In starccm+ you can use a report: right-click on the reports > New report > Surface integral, then select heat flux as the function to be integrated, and select the wall boundary as the part.

2) This is the hard way, and assumes the solution has converged and is steady, but will show you if the solution is correct. You can use the first law of thermodynamics:

total heat transfer into the fluid = energy flow out of the solution domain - energy flow into the solution domain.

If we can assume the properties are constant to make life easier:

total heat transfer = specific heat * mass flow rate * (outlet bulk temperature - inlet bulk temperature)

to get bulk temperatures, use reports again:

right-click on reports > new reports > Mass flow averaged

then select temperature as the function, and outlet or inlet as the part. You'll need two reports, one for outlet, and one for inlet. Then run the reports and subtract the values, and multiply by specific heat and mass flow rate (to get mass flow rate, create another report for Mass flow)
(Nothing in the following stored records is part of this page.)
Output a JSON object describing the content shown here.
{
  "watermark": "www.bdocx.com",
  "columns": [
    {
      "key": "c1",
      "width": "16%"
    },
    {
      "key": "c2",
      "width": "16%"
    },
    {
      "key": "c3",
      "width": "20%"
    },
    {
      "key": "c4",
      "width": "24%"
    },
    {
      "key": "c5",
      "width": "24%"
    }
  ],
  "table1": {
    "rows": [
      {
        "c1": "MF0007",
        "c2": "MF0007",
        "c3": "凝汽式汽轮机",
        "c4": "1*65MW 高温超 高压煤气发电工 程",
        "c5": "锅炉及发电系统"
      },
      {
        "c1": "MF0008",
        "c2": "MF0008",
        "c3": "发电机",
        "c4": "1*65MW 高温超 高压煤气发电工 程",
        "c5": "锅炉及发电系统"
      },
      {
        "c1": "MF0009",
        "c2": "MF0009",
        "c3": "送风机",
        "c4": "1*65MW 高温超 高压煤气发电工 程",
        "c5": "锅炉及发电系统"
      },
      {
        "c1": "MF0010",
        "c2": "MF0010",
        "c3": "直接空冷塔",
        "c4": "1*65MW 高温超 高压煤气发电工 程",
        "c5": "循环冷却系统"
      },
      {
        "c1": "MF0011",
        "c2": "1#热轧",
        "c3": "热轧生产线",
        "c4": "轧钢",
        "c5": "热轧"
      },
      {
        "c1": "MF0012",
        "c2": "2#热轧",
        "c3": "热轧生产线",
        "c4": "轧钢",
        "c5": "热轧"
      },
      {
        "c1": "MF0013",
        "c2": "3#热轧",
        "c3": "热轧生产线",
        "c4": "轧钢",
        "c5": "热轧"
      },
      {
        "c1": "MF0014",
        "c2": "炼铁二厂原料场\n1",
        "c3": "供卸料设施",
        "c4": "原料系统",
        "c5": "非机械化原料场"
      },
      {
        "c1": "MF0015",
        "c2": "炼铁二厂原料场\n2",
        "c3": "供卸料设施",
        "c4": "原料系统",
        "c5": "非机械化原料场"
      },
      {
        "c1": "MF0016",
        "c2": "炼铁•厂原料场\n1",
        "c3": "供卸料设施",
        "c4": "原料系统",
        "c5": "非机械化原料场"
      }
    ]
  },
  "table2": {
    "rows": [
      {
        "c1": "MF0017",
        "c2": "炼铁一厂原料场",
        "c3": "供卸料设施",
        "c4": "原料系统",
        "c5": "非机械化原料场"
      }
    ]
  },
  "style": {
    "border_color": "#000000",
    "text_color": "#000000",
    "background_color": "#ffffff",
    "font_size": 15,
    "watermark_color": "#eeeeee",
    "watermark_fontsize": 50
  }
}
The value that you get from the two reports should be almost equal, and by almost I mean within the accuracy of the solution, or in the order of residuals.

I hope this helps.

Goutam January 7, 2014 07:07

Wavy pipe
 
Hi,

Could you tell me, how to draw a wavy circular pipe?

Quote:

Originally Posted by himanshu28 (Post 389601)
Hi,



I am trying to simulate "Modeling Internal flow and Heat transfer through a wavy pipe" (attached a .jpeg).i have splited my surfaces into 3 surfaces as inlet, outlet and wall.In the problem i have considered that the wall is at the constant temperature (1000 C) and the fluid at the inlet has velocity and intial temperature as 200 C in the physics continua i have specified outlet as the pressure oulet now in the outlet continua there is a static temperature option which by default is taken as 300K ,but since i am intrested in finding the temperature at the oulet of the fluid then why do i need to specify it ? another thin which is coming in my mind is am I modeling the problem correctly, that is because since pipe surface is a solid so do i need to create another surface across the fluid continua and then create and interface between the two.I am totally confused i have run the solver by the above expalined setup and obtained no change in the outlet the fluid temperature.I have seen the heat tansfer problem given in the tutorial file but couldn't find any explaination to my problem.Attachment 16555
:(:(:confused::confused:


himanshu28 January 15, 2014 09:21

Drawing Wavy/corrugated Pipe
 
Quote:

Originally Posted by Goutam (Post 468970)
Hi,

Could you tell me, how to draw a wavy circular pipe?

Hi,

I have drawn the Pipe in Autodesk Inventor 2013 it gives you an option of generating a the curve by equation.So i used the equation to generate the curve and then revolved the curve 360 deg around the an axis to generate the corrugations.